Trying to maintain their weight helped low-income, overweight African American women stave off depression, researchers reported.

The researchers looked at the confluence of two debilitating health issues. Depression is among the most common and disabling mental health conditions in the United States, and nearly 15 percent of African-American women will experience major depression in their lifetimes. Additionally, depressed African-American adults are less likely to get treatment for depression than are white people. Obesity is also disproportionately prevalent among African-American women.

At the start of the study, about 20 percent of the 185 participants reported symptoms of moderate to severe depression. Among the group in the weight management program, that number fell to about 10 percent after a year and after 18 months. Among the control group, there was no change.

“This equates to an almost 50 percent reduction in the proportion of intervention participants with moderate to severe depression,” the Duke University researchers wrote in the study, published recently in the American Journal of Public Health.

“It is exciting that we improved depression among a population that is severely socioeconomically disadvantaged and has limited access to depression treatment,” the lead author, Dori Steinberg, a research scholar with the Duke Digital Health Science Center, said in a statement.

Half the women, drawn from community health centers in North Carolina, were enrolled in a weight management program that included counseling, education, health-goal setting and self-monitoring.
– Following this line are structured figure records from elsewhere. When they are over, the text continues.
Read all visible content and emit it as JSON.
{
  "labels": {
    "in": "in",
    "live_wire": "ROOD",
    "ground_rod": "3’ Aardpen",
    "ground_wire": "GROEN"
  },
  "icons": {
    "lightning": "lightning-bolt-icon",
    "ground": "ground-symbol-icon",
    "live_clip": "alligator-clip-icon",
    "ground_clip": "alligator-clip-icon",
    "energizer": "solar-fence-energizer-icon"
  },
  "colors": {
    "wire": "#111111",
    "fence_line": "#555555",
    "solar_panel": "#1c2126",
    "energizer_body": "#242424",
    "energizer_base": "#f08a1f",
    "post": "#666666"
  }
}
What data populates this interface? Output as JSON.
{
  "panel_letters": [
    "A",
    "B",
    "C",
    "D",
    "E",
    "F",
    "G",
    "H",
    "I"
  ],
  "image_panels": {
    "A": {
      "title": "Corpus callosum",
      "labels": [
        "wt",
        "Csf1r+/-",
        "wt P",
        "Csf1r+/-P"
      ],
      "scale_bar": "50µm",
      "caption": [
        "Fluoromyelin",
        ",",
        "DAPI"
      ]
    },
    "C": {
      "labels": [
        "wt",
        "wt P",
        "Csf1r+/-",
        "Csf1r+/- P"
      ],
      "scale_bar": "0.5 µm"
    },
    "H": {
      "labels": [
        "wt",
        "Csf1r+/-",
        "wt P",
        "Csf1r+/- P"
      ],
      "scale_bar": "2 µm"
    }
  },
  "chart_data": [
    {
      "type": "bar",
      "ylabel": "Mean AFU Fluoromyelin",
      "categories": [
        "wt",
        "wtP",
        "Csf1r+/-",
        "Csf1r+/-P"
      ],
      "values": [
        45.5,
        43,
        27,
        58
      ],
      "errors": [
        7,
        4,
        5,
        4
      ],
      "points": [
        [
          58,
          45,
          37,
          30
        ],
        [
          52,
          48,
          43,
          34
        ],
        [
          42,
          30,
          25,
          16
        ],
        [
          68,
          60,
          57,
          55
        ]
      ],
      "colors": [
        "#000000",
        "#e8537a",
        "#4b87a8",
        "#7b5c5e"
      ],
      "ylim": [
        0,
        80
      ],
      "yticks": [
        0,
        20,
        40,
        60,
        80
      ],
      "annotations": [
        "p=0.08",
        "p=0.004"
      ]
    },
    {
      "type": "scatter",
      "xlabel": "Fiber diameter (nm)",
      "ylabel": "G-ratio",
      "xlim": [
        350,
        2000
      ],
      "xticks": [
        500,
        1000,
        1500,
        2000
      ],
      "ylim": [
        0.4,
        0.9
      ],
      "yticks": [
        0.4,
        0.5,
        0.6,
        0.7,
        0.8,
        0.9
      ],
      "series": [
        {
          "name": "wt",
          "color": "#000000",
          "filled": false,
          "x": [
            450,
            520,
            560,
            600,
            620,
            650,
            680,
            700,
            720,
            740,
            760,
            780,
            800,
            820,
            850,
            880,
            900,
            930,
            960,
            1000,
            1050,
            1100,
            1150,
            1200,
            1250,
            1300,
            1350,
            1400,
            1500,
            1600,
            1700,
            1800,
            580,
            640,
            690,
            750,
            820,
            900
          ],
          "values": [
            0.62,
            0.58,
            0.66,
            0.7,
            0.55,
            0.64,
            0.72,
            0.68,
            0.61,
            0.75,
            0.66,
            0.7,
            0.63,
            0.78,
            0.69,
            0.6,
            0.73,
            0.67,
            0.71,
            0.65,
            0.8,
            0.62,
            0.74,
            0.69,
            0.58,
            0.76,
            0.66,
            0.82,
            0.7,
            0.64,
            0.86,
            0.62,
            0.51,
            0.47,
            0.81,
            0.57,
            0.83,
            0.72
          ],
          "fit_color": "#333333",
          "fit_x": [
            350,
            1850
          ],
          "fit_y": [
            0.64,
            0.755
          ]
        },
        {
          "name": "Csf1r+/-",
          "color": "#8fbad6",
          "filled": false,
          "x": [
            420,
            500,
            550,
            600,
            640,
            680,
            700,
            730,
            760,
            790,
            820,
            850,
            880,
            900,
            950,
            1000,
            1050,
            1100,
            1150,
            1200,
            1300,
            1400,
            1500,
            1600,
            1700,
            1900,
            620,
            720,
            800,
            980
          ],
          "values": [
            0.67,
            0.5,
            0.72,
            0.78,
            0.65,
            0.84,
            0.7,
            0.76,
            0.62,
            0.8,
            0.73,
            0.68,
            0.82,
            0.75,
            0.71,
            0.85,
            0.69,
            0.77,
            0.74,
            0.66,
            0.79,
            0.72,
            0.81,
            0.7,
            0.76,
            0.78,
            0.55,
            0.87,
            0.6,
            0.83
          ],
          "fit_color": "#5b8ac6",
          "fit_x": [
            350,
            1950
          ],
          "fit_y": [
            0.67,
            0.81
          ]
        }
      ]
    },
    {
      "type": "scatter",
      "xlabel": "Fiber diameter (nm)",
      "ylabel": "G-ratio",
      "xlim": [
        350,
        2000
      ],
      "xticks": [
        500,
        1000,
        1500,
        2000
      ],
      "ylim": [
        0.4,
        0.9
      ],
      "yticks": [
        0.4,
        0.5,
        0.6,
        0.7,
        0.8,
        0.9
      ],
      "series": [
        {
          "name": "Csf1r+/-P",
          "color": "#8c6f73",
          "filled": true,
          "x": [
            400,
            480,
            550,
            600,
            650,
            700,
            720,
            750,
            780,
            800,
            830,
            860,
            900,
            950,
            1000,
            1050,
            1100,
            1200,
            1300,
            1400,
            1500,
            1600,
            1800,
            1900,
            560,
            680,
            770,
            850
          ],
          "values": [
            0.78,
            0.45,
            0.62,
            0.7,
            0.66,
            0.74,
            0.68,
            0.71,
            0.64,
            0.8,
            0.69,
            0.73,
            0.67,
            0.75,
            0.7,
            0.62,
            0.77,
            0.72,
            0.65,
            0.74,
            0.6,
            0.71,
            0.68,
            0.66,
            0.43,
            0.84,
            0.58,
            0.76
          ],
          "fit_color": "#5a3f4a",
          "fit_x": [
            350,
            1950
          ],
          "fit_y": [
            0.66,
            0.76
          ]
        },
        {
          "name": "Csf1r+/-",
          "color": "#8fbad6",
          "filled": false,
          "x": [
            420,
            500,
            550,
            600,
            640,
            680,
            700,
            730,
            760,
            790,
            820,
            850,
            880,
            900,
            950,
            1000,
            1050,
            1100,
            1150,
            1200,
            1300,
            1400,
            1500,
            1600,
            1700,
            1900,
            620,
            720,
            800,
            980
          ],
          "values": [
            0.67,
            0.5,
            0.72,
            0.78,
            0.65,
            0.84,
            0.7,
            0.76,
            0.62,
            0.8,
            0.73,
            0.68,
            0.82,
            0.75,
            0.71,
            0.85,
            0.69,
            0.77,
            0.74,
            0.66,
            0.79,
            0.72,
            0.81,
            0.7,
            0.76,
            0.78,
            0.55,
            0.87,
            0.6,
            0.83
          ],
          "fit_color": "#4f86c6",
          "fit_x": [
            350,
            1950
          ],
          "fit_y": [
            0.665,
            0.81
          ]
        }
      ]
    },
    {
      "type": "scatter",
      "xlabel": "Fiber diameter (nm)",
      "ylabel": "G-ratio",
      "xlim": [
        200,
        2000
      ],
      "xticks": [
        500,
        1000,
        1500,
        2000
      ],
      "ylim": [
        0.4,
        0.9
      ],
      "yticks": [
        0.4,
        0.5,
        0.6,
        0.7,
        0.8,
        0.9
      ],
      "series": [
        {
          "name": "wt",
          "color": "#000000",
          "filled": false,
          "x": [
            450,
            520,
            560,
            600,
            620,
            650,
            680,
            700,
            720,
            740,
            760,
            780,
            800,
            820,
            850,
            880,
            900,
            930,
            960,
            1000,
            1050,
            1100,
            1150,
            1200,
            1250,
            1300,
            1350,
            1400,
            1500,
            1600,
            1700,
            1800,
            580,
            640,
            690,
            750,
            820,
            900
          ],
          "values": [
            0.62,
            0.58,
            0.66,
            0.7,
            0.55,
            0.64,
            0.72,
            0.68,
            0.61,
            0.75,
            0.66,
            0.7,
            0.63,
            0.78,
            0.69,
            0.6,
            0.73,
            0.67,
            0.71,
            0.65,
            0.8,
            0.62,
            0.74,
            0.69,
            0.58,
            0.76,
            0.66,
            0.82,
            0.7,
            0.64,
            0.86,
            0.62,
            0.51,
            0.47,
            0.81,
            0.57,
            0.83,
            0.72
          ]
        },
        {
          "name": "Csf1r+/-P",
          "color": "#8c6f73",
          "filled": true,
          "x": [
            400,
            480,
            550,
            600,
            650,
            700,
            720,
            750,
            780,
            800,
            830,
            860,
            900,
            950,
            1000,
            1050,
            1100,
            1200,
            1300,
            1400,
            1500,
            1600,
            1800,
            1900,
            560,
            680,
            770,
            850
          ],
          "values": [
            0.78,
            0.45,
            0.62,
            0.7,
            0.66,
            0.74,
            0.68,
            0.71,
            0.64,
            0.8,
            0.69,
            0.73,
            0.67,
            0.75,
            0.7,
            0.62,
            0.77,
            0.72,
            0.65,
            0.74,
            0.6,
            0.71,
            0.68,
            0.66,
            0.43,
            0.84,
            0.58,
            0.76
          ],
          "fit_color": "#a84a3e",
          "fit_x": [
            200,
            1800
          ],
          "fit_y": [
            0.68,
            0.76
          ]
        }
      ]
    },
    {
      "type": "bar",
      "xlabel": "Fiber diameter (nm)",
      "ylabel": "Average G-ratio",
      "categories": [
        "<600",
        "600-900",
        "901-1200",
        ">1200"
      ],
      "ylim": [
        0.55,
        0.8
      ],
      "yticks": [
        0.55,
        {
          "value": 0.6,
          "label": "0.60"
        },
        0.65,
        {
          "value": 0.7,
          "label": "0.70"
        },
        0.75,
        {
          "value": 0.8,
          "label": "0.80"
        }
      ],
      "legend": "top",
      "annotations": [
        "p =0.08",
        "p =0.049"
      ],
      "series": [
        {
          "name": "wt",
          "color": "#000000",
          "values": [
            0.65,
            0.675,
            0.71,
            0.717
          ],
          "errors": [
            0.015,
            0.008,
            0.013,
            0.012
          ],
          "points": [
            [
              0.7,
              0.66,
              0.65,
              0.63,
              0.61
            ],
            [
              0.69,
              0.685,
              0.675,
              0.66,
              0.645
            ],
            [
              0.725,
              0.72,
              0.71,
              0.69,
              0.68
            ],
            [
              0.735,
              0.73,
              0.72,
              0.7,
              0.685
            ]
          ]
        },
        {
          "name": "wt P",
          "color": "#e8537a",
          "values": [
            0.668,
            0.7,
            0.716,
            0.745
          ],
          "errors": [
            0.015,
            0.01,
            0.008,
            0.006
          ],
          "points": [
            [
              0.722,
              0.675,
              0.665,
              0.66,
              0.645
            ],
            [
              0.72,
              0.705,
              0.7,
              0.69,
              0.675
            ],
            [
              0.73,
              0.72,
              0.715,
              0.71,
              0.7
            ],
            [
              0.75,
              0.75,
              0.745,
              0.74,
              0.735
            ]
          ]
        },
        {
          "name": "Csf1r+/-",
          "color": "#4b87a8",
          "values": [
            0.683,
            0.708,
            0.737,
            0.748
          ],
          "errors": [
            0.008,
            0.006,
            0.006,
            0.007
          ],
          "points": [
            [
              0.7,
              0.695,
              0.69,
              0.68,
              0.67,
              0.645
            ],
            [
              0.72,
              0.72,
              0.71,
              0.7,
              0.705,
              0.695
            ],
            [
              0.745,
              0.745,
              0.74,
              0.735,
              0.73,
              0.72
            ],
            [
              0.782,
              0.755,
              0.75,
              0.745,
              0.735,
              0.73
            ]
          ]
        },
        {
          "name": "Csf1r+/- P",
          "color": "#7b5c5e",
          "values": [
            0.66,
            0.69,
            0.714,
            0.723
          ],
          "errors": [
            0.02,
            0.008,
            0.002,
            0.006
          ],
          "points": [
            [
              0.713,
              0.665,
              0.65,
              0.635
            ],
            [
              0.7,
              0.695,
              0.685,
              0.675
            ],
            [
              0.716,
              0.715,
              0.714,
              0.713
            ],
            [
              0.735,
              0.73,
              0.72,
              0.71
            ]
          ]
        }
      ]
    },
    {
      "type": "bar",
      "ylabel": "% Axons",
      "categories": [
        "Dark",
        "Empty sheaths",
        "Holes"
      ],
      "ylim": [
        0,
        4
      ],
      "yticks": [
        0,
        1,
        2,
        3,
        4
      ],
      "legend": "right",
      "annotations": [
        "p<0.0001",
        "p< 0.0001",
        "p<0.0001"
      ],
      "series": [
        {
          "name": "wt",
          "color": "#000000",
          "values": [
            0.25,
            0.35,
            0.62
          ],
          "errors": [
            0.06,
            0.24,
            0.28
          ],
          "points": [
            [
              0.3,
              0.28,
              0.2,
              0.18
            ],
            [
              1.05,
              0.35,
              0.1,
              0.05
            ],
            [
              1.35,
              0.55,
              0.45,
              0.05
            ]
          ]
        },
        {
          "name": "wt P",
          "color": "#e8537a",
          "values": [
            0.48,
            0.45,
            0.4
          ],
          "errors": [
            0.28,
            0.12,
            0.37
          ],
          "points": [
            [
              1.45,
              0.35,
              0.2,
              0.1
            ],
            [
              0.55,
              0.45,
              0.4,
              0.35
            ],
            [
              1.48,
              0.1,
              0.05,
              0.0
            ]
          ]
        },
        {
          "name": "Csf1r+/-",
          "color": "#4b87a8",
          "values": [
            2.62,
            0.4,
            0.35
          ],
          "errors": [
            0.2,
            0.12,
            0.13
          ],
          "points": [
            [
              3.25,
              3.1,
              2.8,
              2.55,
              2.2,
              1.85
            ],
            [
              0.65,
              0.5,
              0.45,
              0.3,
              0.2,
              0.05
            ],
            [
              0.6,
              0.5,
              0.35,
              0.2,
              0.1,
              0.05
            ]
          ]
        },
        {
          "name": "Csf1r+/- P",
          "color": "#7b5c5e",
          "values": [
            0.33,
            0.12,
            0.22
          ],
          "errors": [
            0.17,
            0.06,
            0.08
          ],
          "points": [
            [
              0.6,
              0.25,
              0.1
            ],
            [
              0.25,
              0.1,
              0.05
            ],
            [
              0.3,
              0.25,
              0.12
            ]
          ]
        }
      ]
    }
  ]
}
That program, called the Shape Program, included no mention of mood. The other women received the usual care, which included newsletters covering various health issues and a brochure on healthy weights.

The women were ages 25 to 44, with a body mass index - a measure of weight compared with height - that put them in the overweight to obese category. Eight percent of them had less than a college degree, and most were employed, though nearly three-quarters reported an annual income below $30,000.

After a year, 62 percent of the women in the weight-gain prevention program were at or below their beginning weight, compared with 45 percent of the group of women who got the usual care. The results were similar at 18 months. At that point, 14 of the women in the usual care group and nine in the intervention group reported taking a depression medication.

Depression was assessed using a standard questionnaire, and the women’s heights and weights were taken by trained staff.

Other studies have shown that African-American women have a more difficult time losing weight than women in other groups; it’s not clear why, the researchers said. But Steinberg said differences in norms about weight and physical activity, as well as other stresses, may be partly at the heart of it.

“These higher occurrences may also have an impact on psychosocial outcomes such as depression,” Steinberg said. “So interventions that focus on behavioral weight control may present a useful opportunity to address both obesity and depression.”